FIGURE 6.

In vivo treatment with D1 receptor agonist SKF38393. A, Western blot analysis of NR2A and NR2B subunits performed in TIF fraction obtained from striatum of control and SKF38393-treated rats (2 mg/ml/kg, 45 min). The same amount of proteins was loaded in each lane (t test; *, p < 0.05).
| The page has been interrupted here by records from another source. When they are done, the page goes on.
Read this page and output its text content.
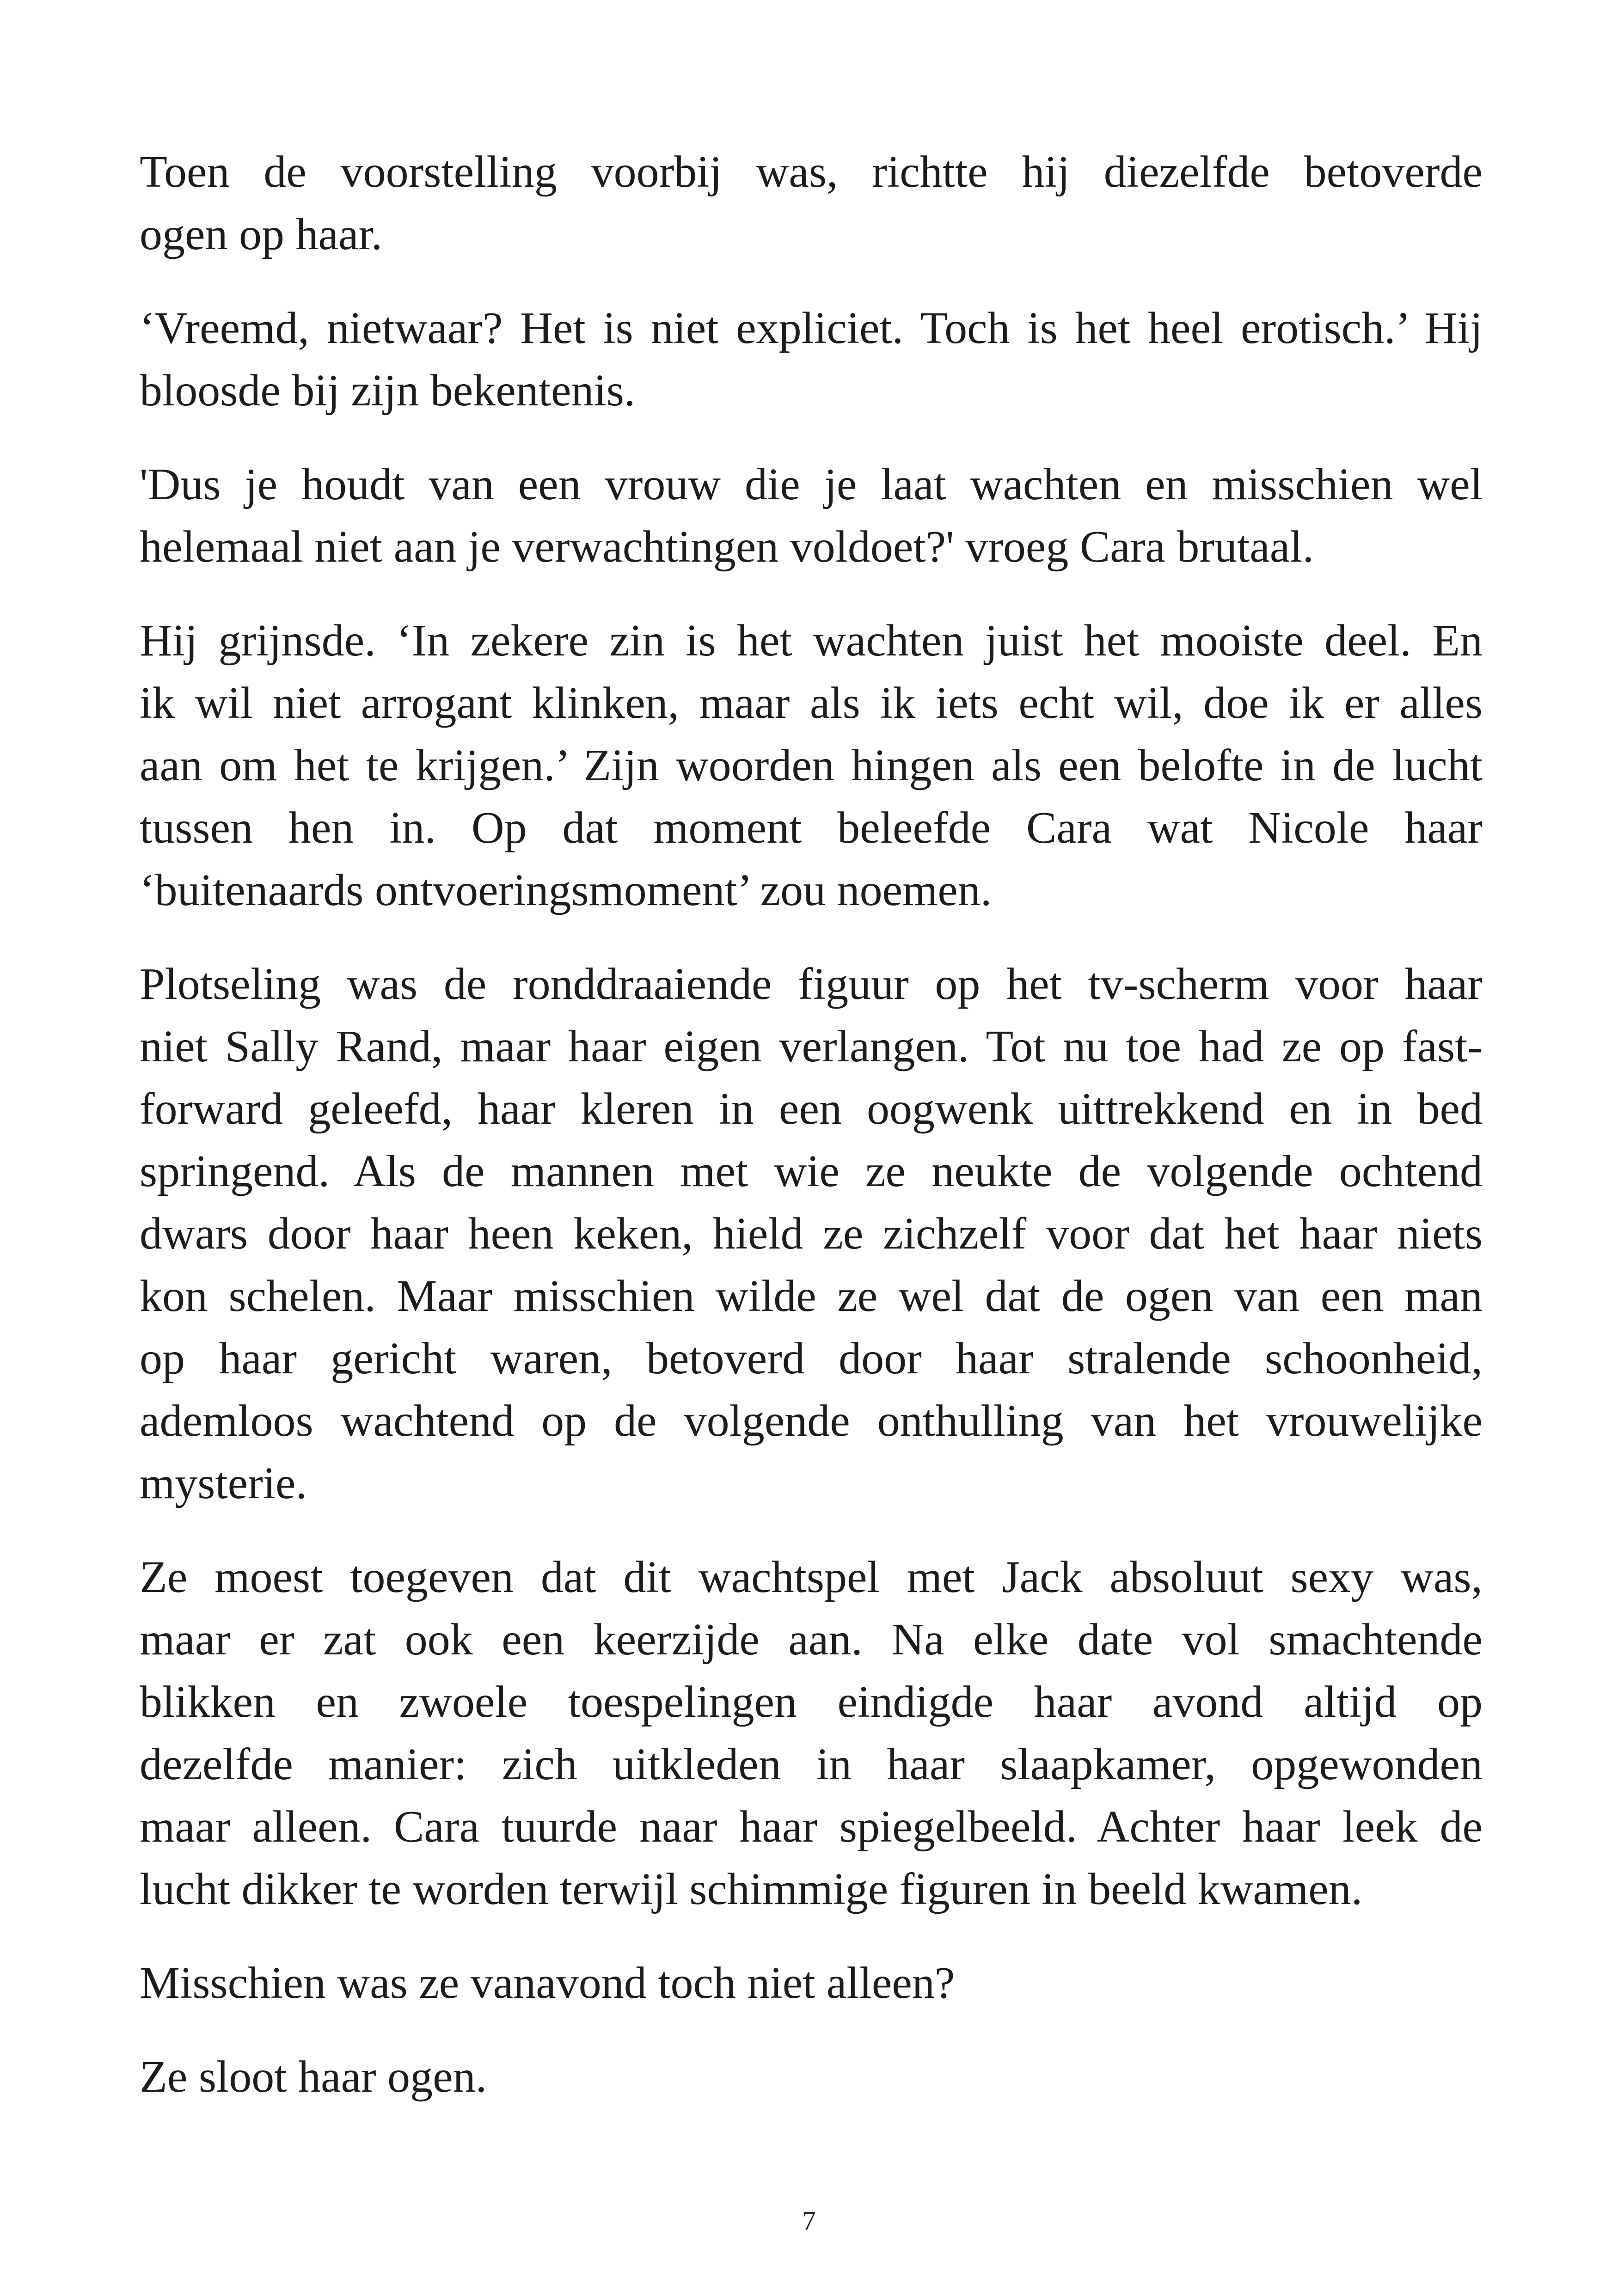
Toen de voorstelling voorbij was, richtte hij diezelfde betoverde
ogen op haar.
‘Vreemd, nietwaar? Het is niet expliciet. Toch is het heel erotisch.’ Hij
bloosde bij zijn bekentenis.
'Dus je houdt van een vrouw die je laat wachten en misschien wel
helemaal niet aan je verwachtingen voldoet?' vroeg Cara brutaal.
Hij grijnsde. ‘In zekere zin is het wachten juist het mooiste deel. En
ik wil niet arrogant klinken, maar als ik iets echt wil, doe ik er alles
aan om het te krijgen.’ Zijn woorden hingen als een belofte in de lucht
tussen hen in. Op dat moment beleefde Cara wat Nicole haar
‘buitenaards ontvoeringsmoment’ zou noemen.
Plotseling was de ronddraaiende figuur op het tv-scherm voor haar
niet Sally Rand, maar haar eigen verlangen. Tot nu toe had ze op fast-
forward geleefd, haar kleren in een oogwenk uittrekkend en in bed
springend. Als de mannen met wie ze neukte de volgende ochtend
dwars door haar heen keken, hield ze zichzelf voor dat het haar niets
kon schelen. Maar misschien wilde ze wel dat de ogen van een man
op haar gericht waren, betoverd door haar stralende schoonheid,
ademloos wachtend op de volgende onthulling van het vrouwelijke
mysterie.
Ze moest toegeven dat dit wachtspel met Jack absoluut sexy was,
maar er zat ook een keerzijde aan. Na elke date vol smachtende
blikken en zwoele toespelingen eindigde haar avond altijd op
dezelfde manier: zich uitkleden in haar slaapkamer, opgewonden
maar alleen. Cara tuurde naar haar spiegelbeeld. Achter haar leek de
lucht dikker te worden terwijl schimmige figuren in beeld kwamen.
Misschien was ze vanavond toch niet alleen?
Ze sloot haar ogen.
7
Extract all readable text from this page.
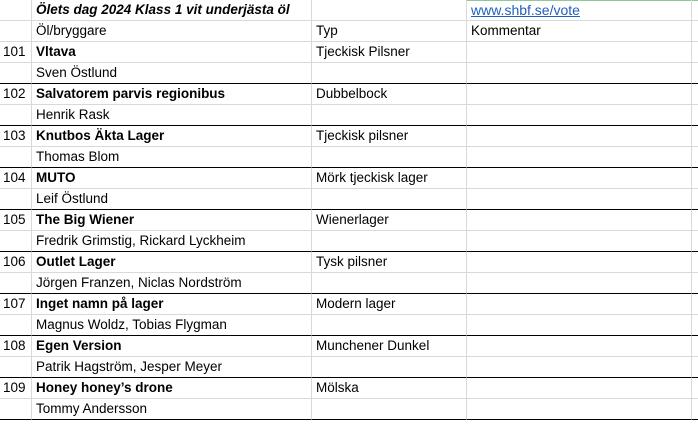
Ölets dag 2024 Klass 1 vit underjästa öl	www.shbf.se/vote
Öl/bryggare	Typ	Kommentar
101 Vltava	Tjeckisk Pilsner
Sven Östlund
102 Salvatorem parvis regionibus	Dubbelbock
Henrik Rask
103 Knutbos Äkta Lager	Tjeckisk pilsner
Thomas Blom
104 MUTO	Mörk tjeckisk lager
Leif Östlund
105 The Big Wiener	Wienerlager
Fredrik Grimstig, Rickard Lyckheim
106 Outlet Lager	Tysk pilsner
Jörgen Franzen, Niclas Nordström
107 Inget namn på lager	Modern lager
Magnus Woldz, Tobias Flygman
108 Egen Version	Munchener Dunkel
Patrik Hagström, Jesper Meyer
109 Honey honey’s drone	Mölska
Tommy Andersson
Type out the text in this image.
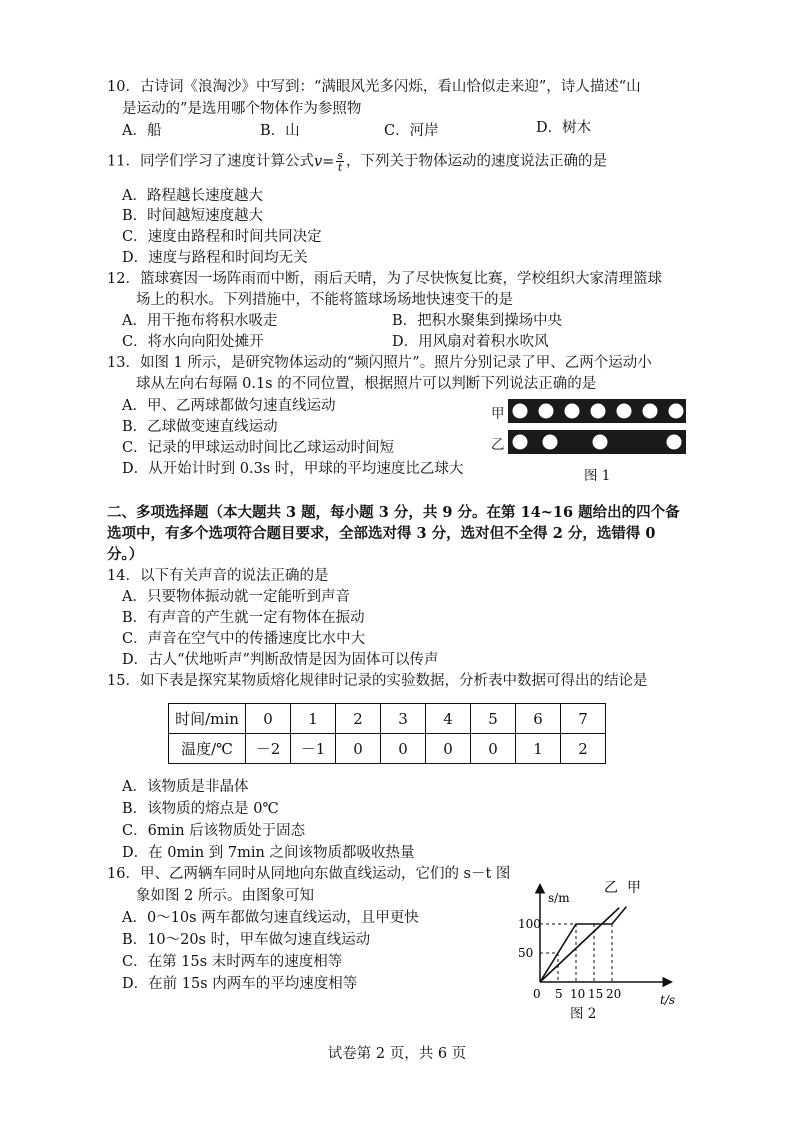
10．古诗词《浪淘沙》中写到：“满眼风光多闪烁，看山恰似走来迎”，诗人描述“山
是运动的”是选用哪个物体作为参照物
A．船	B．山	C．河岸	D．树木
11．同学们学习了速度计算公式$v= \frac{s}{t}$ ，下列关于物体运动的速度说法正确的是
A．路程越长速度越大
B．时间越短速度越大
C．速度由路程和时间共同决定
D．速度与路程和时间均无关
12．篮球赛因一场阵雨而中断，雨后天晴，为了尽快恢复比赛，学校组织大家清理篮球
场上的积水。下列措施中，不能将篮球场场地快速变干的是
A．用干拖布将积水吸走	B．把积水聚集到操场中央
C．将水向向阳处摊开	D．用风扇对着积水吹风
13．如图 1 所示，是研究物体运动的“频闪照片”。照片分别记录了甲、乙两个运动小
球从左向右每隔 0.1s 的不同位置，根据照片可以判断下列说法正确的是
A．甲、乙两球都做匀速直线运动
B．乙球做变速直线运动
C．记录的甲球运动时间比乙球运动时间短
D．从开始计时到 0.3s 时，甲球的平均速度比乙球大
甲
乙
图 1
二、多项选择题（本大题共 3 题，每小题 3 分，共 9 分。在第 14~16 题给出的四个备
选项中，有多个选项符合题目要求，全部选对得 3 分，选对但不全得 2 分，选错得 0
分。）
14．以下有关声音的说法正确的是
A．只要物体振动就一定能听到声音
B．有声音的产生就一定有物体在振动
C．声音在空气中的传播速度比水中大
D．古人“伏地听声”判断敌情是因为固体可以传声
15．如下表是探究某物质熔化规律时记录的实验数据，分析表中数据可得出的结论是
时间/min	0	1	2	3	4	5	6	7
温度/℃	－2	－1	0	0	0	0	1	2
A．该物质是非晶体
B．该物质的熔点是 0℃
C．6min 后该物质处于固态
D．在 0min 到 7min 之间该物质都吸收热量
16．甲、乙两辆车同时从同地向东做直线运动，它们的 s－t 图
象如图 2 所示。由图象可知
A．0～10s 两车都做匀速直线运动，且甲更快
B．10～20s 时，甲车做匀速直线运动
C．在第 15s 末时两车的速度相等
D．在前 15s 内两车的平均速度相等
s/m
t/s
乙 甲
100
50
0 5 10 15 20
图 2
试卷第 2 页，共 6 页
B, the bar graph on the left panel shows the effect of in vivo administration of SKF38393 (2 mg/ml/kg) on the NMDA-AMPA ratio compared with the control condition (**, p < 0.01; control, 0.424 ± 0.188; SKF38393, 0.16 ± 0.066; for each group, n = 10). In the right panel are reported averaged traces of AMPA currents (−70 mV in the presence of picrotoxin) and NMDA-evoked current (+40 mV, in the presence of picrotoxin and CNQX) in control condition (left side) and after in vivo administration of 2 mg/ml/kg SKF (right side). C, the bar graph on the left panel shows the effect of in vivo administration of SKF38393 on the NMDA(NR2A)-AMPA ratio. In the right panel are presented averaged traces of AMPA currents and NMDA(NR2A) currents (+40 mV in the presence of picrotoxin, CNQX, and ifenprodil) in control condition (left side) and after in vivo administration of SKF (right side) (*, p < 0.05; control, 0.146 ± 0.086; SKF38393, 0.063 ± 0.03, respectively, n = 7 and n = 6). D, diagram showing relative average spines head width (t test; n > 380 spines from nine different neurons for each group; ***, p < 0.0001 SKF38393 versus control). F, cumulative frequency plots of spine head width of MSNs from control (blue) or SKF38393-treated (red) rats. E, representative images show dendrites of MSNs from control or SKF38393-treated rats. G, immunohistoschemistry showing colocalization of SP-positive neurons (anti-SP, green) and diolistic labeling (DiL, red).